One of those wins came, Poduska said, last November, when New York-based Citigroup agreed to pay $34 million over 15 years for naming rights to the longtime Wang Center for the Performing Arts.
A smaller victory came in June, when the Boston Foundation announced that the Center would receive $225,000, the largest single grant in its most recent round of allocations. But the award came with a catch: The Center received only a third of the money. Each of two remaining payments would be made when the Center signs mergers, which the Boston Foundation promotes as ways to save money by cutting administrative costs.
Some arts advocates are wary of the idea of making deals with the Center. They point to the decision by Commonwealth Shakespeare Company to become part of the then-Wang Center in 2003. Under the Center umbrella, the Shakespeare on the Common program initially grew.

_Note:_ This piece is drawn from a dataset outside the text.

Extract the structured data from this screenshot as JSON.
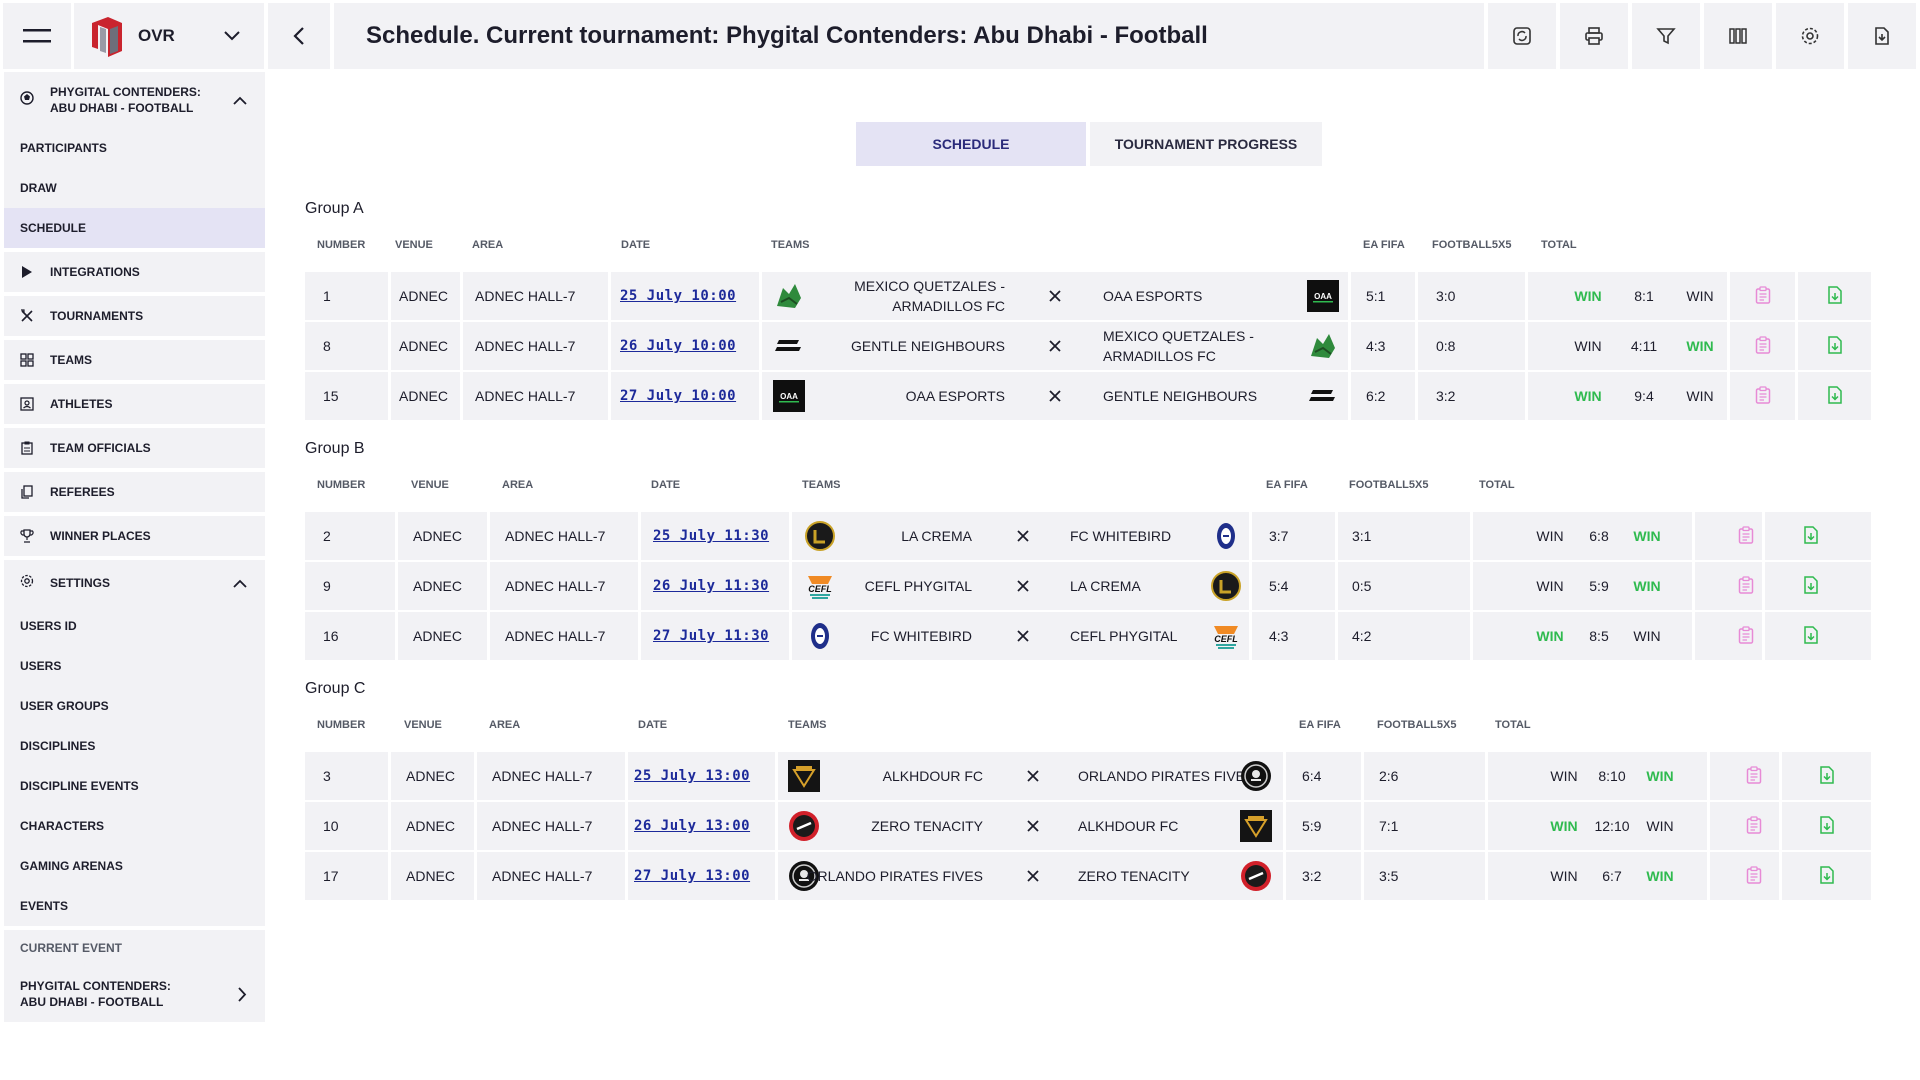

But this summer, the Center's leaders came under fire for cutting the Shakespeare budget in half, even as they paid Spaulding a $1.2 million "retention" bonus. CSC founder Steven Maler's salary has been cut, and he remains in limbo as he waits to hear whether the Center will bring him back to direct next year's production.
Joan Moynagh, one of CSC's cofounders and a Citi Center trustee until June, criticized the Boston Foundation for giving the Center the grant.
"I think anyone would rather see that go to a company that's actually producing something," she said. "Don't give it to [Spaulding] to pay his consultants to figure out a way to partner with smaller organizations. Give it to the smaller organizations. This virtual arts institution model, I don't think anyone gets."
Martha H. Jones, president of the Celebrity Series of Boston, also has questions. For a decade, she and Spaulding collaborated to bring prominent dance companies to the Wang Theatre. Last fall, Spaulding told Jones the Center would no longer partner with the Celebrity Series for the project.
"It's a mystery," Jones said of plans at the Center, where the lack of activity has been surprising. "People say, 'Hey, Marti, do you know what's going on at the [Center?]' I say, 'I don't see a lot coming out of there.' "
Peg Golden, a theater producer and former Citi Center trustee, calls the current lack of activity "embarrassing."
In fact, the slowdown at the Center has been by design, as leaders cut expenses so they can balance their budget after years of deficits. In the 1990s, the Wang Center's glory days, Spaulding boasted of holding performances 96 percent of the nights possible. But over the last year, the 3,600-seat Wang Theatre has hosted performances less than 30 percent of the time. And of the 131 performances there, 54 were the "Radio City Christmas Spectacular" and 44 were Boston Ballet performances.
On nights the theater is dark, the Center has been increasingly open to renting out spaces for private functions, said Lynne Kortenhaus, a trustee who serves as the Center's spokeswoman. Those events, she says, can help in the long run as the Center works to build its audience.
"Yes, we have weddings, we have parties, but guess what, that's the public that maybe is taking its first step into our institution," she said.
Robert Sachs, the trustee who chaired the strategic planning committee, said he is excited about the future.
"We think we've been totally honest with ourselves about our shortcomings and our needs, and we are taking steps to address those needs and to leverage our strengths," he said. "We feel we kind of have our arms around the issues and we've made some excellent hires over the last year. If anybody can accomplish this, we believe we have a team in place. It's going to take more work and continued commitment on the part of trustees and management alike."